WHAT makes Rwanda a unique state within the East African Community bloc, is her epic journey towards becoming the world’s most competitive and flamboyant state in her education system.
Education policy formulators must be burning mid-night oil in their quest for formidable education policies that could give the glazed state an upward thrust.
Conspicuously unique to Rwanda is the move to make Entrepreneurship and Computer Science compulsory at high school and university levels.
The landing of the fibre optic cable in Rwanda late last year is good news for the new Rwandan graduates. Information and Communication Technology (ICT) related businesses are likely to be booming and the most lucrative in Rwanda.
Access to the internet has expanded at affordable costs which has also aided the process of doing business.
The East African Community member states’ budgetary allocation to specifically support various youth groups that want to venture into various business enterprises including setting up of ICT villages is a grandeur boost.
The Ministry of Education’s move that is worth applause, I can say, is mindful of the fact that many enterprises collapse partly because of poor market research and forecast, not to mention superficial business planning and management on the part as entrepreneurs.

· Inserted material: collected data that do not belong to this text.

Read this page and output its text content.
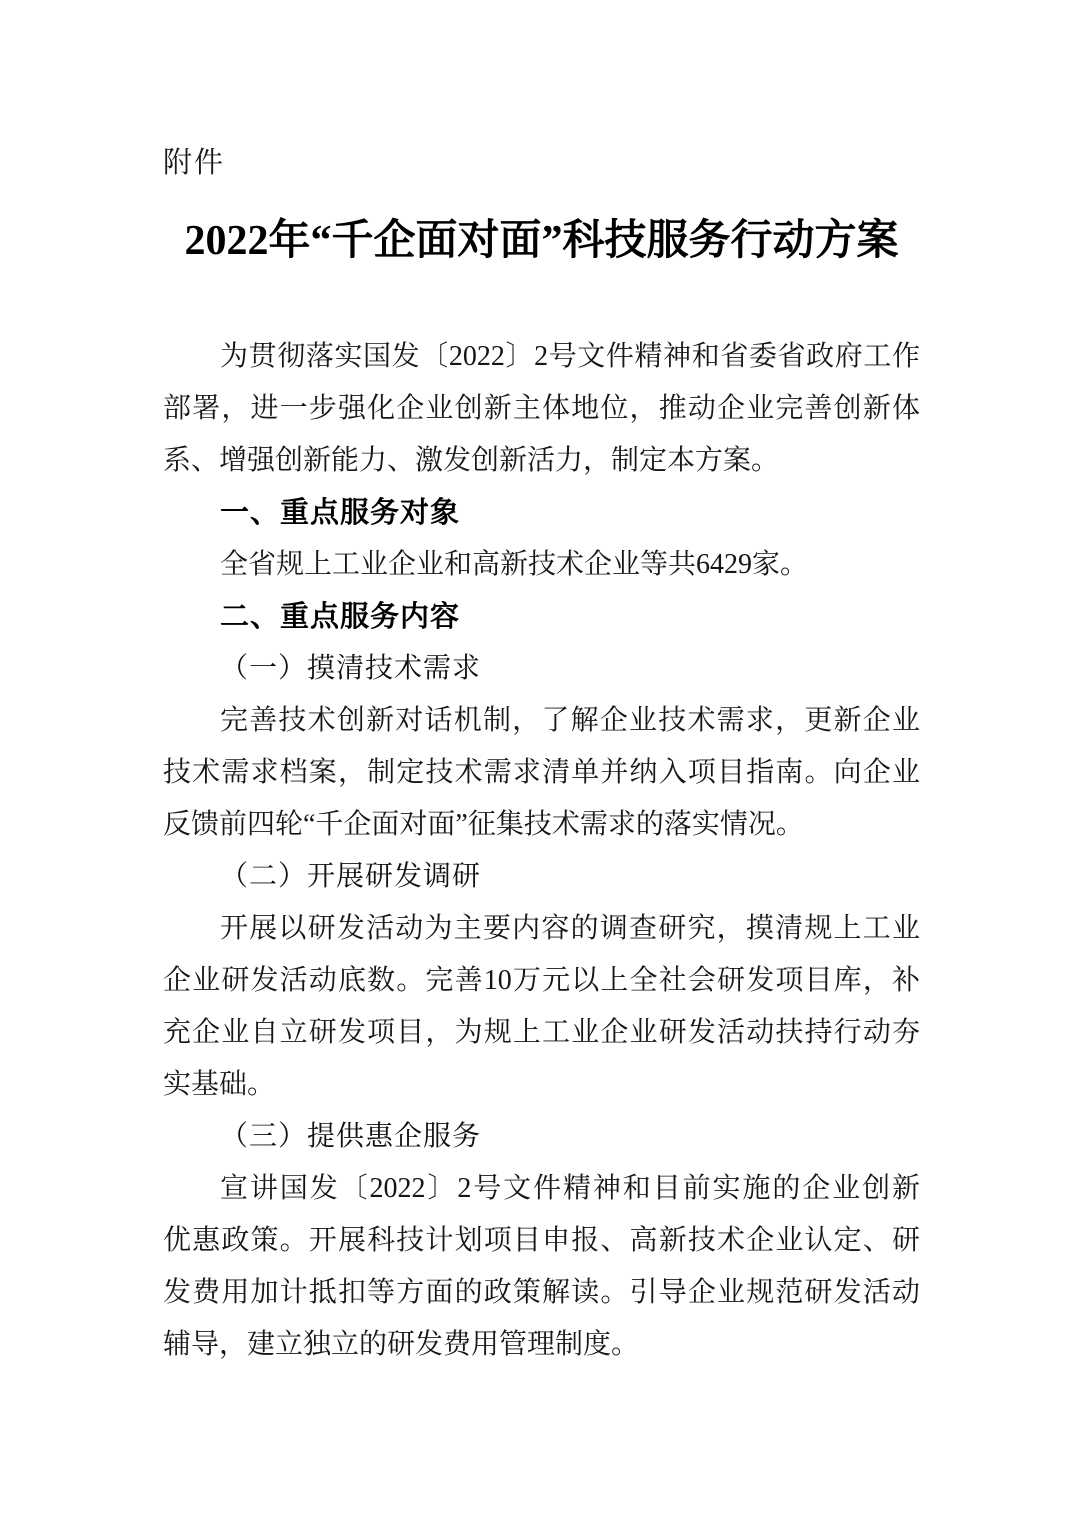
附件
2022年“千企面对面”科技服务行动方案
为贯彻落实国发〔2022〕2号文件精神和省委省政府工作
部署，进一步强化企业创新主体地位，推动企业完善创新体
系、增强创新能力、激发创新活力，制定本方案。
一、重点服务对象
全省规上工业企业和高新技术企业等共6429家。
二、重点服务内容
（一）摸清技术需求
完善技术创新对话机制，了解企业技术需求，更新企业
技术需求档案，制定技术需求清单并纳入项目指南。向企业
反馈前四轮“千企面对面”征集技术需求的落实情况。
（二）开展研发调研
开展以研发活动为主要内容的调查研究，摸清规上工业
企业研发活动底数。完善10万元以上全社会研发项目库，补
充企业自立研发项目，为规上工业企业研发活动扶持行动夯
实基础。
（三）提供惠企服务
宣讲国发〔2022〕2号文件精神和目前实施的企业创新
优惠政策。开展科技计划项目申报、高新技术企业认定、研
发费用加计抵扣等方面的政策解读。引导企业规范研发活动
辅导，建立独立的研发费用管理制度。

Equipping Rwanda’s high school and university graduates with entrepreneurial skills will go a long way in inculcating the mandatory competencies that will strengthen their future.
With this country’s economy booming every year, there is an increase in business opportunities that the youth need to seize. More jobs will therefore, be created for the ever surging number of job seekers.
Just how much justice the government is doing to itself and the youth of this country can be determined by the South African situation.
Due to the spiraling rate of unemployment in South Africa, the continent’s economic giant has had escalating crime rates.
There have been frequent strikes in the informal settlements like those in Soweto over claims of abject poverty and poor service delivery by the local authorities. The protests by the poor unemployed eventually culminated in the2008 xenophobia.
However, by engaging the youth and having them be able to generate some income cannot be overemphasized here in Rwanda.
The author is a Teacher and the Director of Studies at Nu- Vision High School.